The opinion of the court was delivered by: LORD, III
JOSEPH S. LORD, III, CH. J.
Plaintiff, presently incarcerated at the State Correctional Institution at Graterford, brought this action while he was under commitment at Farview State Hospital for the Criminally Insane.
Basically plaintiff challenges the procedure whereby Farview was appointed representative payee to receive plaintiff's social security benefits, without affording plaintiff a hearing or opportunity to dispute that appointment. Defendant has moved to dismiss plaintiff's Second Amended Complaint.

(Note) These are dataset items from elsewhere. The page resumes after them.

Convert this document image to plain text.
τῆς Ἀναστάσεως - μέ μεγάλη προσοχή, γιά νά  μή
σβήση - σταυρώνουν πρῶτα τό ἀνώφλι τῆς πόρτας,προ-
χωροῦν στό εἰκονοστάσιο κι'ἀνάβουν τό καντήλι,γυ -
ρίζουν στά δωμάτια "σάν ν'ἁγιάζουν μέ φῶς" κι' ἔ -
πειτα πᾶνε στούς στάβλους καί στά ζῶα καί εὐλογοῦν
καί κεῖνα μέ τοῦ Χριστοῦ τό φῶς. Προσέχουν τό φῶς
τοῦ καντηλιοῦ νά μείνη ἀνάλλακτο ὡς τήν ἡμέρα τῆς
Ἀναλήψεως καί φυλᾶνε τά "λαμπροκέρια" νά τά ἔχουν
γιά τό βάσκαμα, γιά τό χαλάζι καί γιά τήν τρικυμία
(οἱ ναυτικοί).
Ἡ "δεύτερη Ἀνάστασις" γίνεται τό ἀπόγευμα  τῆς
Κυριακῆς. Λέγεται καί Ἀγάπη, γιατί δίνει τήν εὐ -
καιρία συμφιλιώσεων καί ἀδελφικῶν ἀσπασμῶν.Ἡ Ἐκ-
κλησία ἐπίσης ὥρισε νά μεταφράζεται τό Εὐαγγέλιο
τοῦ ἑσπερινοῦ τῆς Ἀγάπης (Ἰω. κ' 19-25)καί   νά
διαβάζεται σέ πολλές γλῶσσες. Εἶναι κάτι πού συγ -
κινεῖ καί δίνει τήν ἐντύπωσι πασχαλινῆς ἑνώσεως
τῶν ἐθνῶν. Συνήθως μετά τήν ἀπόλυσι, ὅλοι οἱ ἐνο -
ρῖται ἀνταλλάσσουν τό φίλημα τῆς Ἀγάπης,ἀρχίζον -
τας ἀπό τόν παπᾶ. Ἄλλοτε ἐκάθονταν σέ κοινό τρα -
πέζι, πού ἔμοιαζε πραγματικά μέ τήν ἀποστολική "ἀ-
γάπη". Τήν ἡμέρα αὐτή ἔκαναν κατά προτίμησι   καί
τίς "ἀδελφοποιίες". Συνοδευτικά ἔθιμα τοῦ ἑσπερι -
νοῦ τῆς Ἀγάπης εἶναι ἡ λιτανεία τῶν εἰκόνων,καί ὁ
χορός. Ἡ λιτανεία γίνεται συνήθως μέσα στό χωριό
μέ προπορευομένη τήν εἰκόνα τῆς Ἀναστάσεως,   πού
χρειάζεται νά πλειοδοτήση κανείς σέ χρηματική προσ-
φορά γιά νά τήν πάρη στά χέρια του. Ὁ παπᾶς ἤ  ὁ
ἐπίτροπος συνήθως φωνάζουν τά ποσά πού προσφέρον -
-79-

While there may well be merit to plaintiff's claim of an unconstitutional deprivation of property without due process of law, we are not now in a position to so decide. This is no longer a claim for injunctive or declaratory relief, since plaintiff is now and has been since February, 1972
his own payee. All that remains, therefore, is plaintiff's claim for $100,000 in damages.
While Elliot Richardson is named as defendant, he is so named purely in his past official capacity as Secretary of Health, Education and Welfare. This is made clear by plaintiff's claim for relief in which he requests "damages of $100,000 from the Social Security Administration * * *." Inasmuch as such a sum would ultimately come from the United States Treasury, this is, in effect, a suit against the United States and is, therefore, barred by sovereign immunity absent a specific waiver.
No such waiver exists. On the contrary, Section 205(h) of Title II of the Social Security Act, 42 U.S.C. § 405(h), specifically provides that "[no] action against the United States, the Secretary, or any officer or employee thereof shall be brought under section 41 of Title 28 to recover on any claim arising under this subchapter."
Jurisdiction in the district court in such cases is governed solely by § 205(g), authorizing review of final decisions of the Secretary. Therefore, plaintiff is barred from bringing an original action for damages in this court arising under the Social Security laws regardless of other jurisdictional provisions seemingly available.
Even were this treated as an action not specifically arising under Title II, but rather one for redress of the deprivation of plaintiff's constitutional rights, this action must fail. There is no provision for jurisdiction in the district courts for damage suits against the United States arising under the Constitution where more than $10,000 is in controversy.
In such cases, jurisdiction in the Court of Claims under 28 U.S.C. § 1491 is exclusive. MYERS v. UNITED STATES, 323 F.2d 580, 583 (C.A. 9, 1963). The damages sought by plaintiff far exceed $10,000, and this court therefore lacks jurisdiction to entertain the suit. GARDNER v. UNITED STATES, 446 F.2d 1195, 1197-8 (C.A. 2, 1971).
Defendant's motion to dismiss is granted for lack of subject matter jurisdiction.
AND NOW, this day of September, 1974, it is ORDERED that the defendant's motion to dismiss be and it hereby is GRANTED.